Kemampuan mengakses dan menganalisis informasi.
Untuk menghindar dari kebekuan hidup, maka satu-satunya jalan adalah menelusuri ritme dan gelombang informasi.
Daring dan luring adalah sarana yang mesti dimahirkan untuk menjawab tantangan kekinian.
Di jagat maya ini, lintasan informasi bersifat multipolar. Informasi positif dan negatif menyatu dalam satu adonan, dibutuhkan kecakapan untuk mengurai, bahkan memverifikasinya agar ada kejernihan informasi.
Informasi yang keruh, gagal tersebar di tangan cerdik pandai. Sumber informasi dan keterkaitannya dengan informasi lain, mesti ditelusuri, termasuk fakta-fakta pendukungnya.

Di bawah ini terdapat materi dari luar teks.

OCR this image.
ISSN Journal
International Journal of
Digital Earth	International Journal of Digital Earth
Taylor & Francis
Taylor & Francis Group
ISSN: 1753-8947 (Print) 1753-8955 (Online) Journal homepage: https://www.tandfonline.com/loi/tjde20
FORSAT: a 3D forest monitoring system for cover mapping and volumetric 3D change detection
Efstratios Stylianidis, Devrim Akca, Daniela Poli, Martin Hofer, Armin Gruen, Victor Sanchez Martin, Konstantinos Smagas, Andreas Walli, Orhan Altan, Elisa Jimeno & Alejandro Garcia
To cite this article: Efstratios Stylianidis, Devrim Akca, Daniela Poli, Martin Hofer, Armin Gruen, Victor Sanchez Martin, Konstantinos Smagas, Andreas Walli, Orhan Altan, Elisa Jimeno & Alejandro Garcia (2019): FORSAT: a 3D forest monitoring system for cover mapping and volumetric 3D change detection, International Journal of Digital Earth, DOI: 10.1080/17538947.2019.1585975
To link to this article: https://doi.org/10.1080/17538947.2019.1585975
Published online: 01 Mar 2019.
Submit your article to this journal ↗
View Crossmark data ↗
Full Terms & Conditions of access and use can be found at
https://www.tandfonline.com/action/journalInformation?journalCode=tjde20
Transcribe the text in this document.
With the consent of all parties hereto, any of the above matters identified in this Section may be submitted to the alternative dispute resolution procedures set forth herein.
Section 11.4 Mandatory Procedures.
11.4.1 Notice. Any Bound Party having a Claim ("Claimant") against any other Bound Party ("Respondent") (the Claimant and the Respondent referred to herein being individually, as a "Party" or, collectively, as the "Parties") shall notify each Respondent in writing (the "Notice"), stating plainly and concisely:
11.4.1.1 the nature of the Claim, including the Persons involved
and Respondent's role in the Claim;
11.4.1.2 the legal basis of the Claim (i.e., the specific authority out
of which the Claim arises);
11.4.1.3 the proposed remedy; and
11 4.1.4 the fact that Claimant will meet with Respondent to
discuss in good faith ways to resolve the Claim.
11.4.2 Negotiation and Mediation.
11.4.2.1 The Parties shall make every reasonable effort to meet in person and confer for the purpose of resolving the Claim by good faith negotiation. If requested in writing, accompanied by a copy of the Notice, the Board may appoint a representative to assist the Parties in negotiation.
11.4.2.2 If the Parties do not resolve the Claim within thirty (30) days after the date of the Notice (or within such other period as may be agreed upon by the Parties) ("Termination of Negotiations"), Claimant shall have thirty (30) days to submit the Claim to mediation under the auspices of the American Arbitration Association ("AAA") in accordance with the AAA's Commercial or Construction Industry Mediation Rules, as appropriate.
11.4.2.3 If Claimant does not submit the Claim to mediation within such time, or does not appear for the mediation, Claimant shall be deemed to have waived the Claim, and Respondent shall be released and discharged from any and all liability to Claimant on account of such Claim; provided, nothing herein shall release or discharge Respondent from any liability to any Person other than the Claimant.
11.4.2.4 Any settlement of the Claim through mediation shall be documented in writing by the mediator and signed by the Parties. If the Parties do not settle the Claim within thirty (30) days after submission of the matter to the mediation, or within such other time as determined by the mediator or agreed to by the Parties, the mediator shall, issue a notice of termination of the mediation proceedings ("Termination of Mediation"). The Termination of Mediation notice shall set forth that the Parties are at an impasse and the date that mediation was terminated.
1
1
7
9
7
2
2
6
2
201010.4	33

Semoga beberapa ilustrasi sikap ini dapat mengisi ruang diskusi kita dalam memaknai pendidikan yang berkarakter di tengah masyarakat digital. Mungkin juga sekedar bahan diskusi, menyelami makna “Merdeka Belajar”.***
SELAMAT HARI PENDIDIKAN NASIONAL
Penulis Opini: Ridwan Andi Usman (Akademisi)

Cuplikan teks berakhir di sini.